3. Known issues of grammar support
Comment
The number of block comments (/* ... */
) is limted to one per line.
Properties / Literal
The rule Properties
has a higher precedence than the rule Literal
.
SymbolicName
The following tokens may not be used as SymbolicName
:
ALL AND ANY AS ASC ASCENDING BY CONTAINS COUNT CREATE DECIMAL_INTEGER DELETE
DESC DESCENDING DETACH DISTINCT ENDS ESCAPED_SYMBOLIC_NAME EXPONENT_DECIMAL_REAL
EXTRACT FALSE FILTER HEX_INTEGER IN IS LIMIT MATCH MERGE NONE NOT NULL
OCTAL_INTEGER ON OPTIONAL OR ORDER REGULAR_DECIMAL_REAL REMOVE RETURN SET
SINGLE SKIP STARTS STRING_LITERAL TRUE UNESCAPED_SYMBOLIC_NAME UNION UNWIND
WHERE WITH XOR
An exception is the use of the token COUNT
as FunctionName
.
Unicode
Unicode is not supported with Dash
, LeftArrowHead
, RightArrowHerad
or UnescapedSymbolicName
. Hence Dash
is limited to the hyphen (-
), LeftArrowHead
is limited to '<
' and RightArrowHead
is limited to '>
'.
4. Limitations of the test data generator
In the scripts test\gen_test.bat
and test\gen_test_and_run.bat
, the heap size has been changed to speed up test data generation. If necessary, you are welcome to make suitable adjustments for your purposes.

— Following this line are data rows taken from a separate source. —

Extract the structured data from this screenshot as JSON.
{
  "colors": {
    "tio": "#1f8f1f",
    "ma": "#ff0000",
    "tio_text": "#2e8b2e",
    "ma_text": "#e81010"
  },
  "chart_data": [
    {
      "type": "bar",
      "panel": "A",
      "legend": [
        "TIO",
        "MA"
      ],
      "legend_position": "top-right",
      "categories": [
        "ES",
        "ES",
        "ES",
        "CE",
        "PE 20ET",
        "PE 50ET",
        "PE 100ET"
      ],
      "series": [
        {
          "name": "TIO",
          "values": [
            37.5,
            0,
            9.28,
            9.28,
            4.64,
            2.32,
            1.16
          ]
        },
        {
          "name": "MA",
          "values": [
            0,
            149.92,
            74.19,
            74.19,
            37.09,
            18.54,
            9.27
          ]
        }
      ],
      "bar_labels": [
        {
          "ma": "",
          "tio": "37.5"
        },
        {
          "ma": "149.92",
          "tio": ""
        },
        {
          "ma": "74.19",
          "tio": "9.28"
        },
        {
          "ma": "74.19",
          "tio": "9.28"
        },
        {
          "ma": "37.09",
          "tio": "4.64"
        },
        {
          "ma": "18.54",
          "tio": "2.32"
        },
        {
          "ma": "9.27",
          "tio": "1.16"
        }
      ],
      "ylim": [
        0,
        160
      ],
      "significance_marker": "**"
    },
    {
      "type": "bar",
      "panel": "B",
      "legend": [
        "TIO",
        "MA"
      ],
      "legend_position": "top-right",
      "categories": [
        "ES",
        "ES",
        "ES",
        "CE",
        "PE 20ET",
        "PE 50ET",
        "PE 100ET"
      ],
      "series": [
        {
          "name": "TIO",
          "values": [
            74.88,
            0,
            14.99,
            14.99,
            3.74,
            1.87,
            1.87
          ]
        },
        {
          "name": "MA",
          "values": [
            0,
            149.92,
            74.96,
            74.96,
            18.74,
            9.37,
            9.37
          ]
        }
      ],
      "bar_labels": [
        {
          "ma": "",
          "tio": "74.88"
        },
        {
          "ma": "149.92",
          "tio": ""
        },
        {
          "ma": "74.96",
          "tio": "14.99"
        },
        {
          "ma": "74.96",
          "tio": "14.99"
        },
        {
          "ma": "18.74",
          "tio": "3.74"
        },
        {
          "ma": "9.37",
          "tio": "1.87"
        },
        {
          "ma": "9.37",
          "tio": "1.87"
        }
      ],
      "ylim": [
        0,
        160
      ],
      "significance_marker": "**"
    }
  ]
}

No test data is generated for the following rules:
FunctionInvocation
FunctionInvocation = FunctionName, [SP], '(', [SP], (D,I,S,T,I,N,C,T), ')' ;
MultiPartQuery
Instead of
MultiPartQuery = (ReadPart | (UpdatingStartClause, [SP], UpdatingPart)), With, [SP], { ReadPart, UpdatingPart, With, [SP] }, SinglePartQuery ;
it is only used
MultiPartQuery = (ReadPart | (UpdatingStartClause, [SP], UpdatingPart)), With, [SP], { ReadPart, With, [SP] }, SinglePartQuery ;
SchemaName
SchemaName = ... | ReservedWord ;
SymbolicName
SymbolicName = ... | (C,O,U,N,T) | (F,I,L,T,E,R) | (E,X,T,R,A,C,T) | (A,N,Y) | (N,O,N,E) | (S,I,N,G,L,E) ;
5. Acknowledgement
This project was inspired by the sqlparse project of the company K2 Informatics GmbH.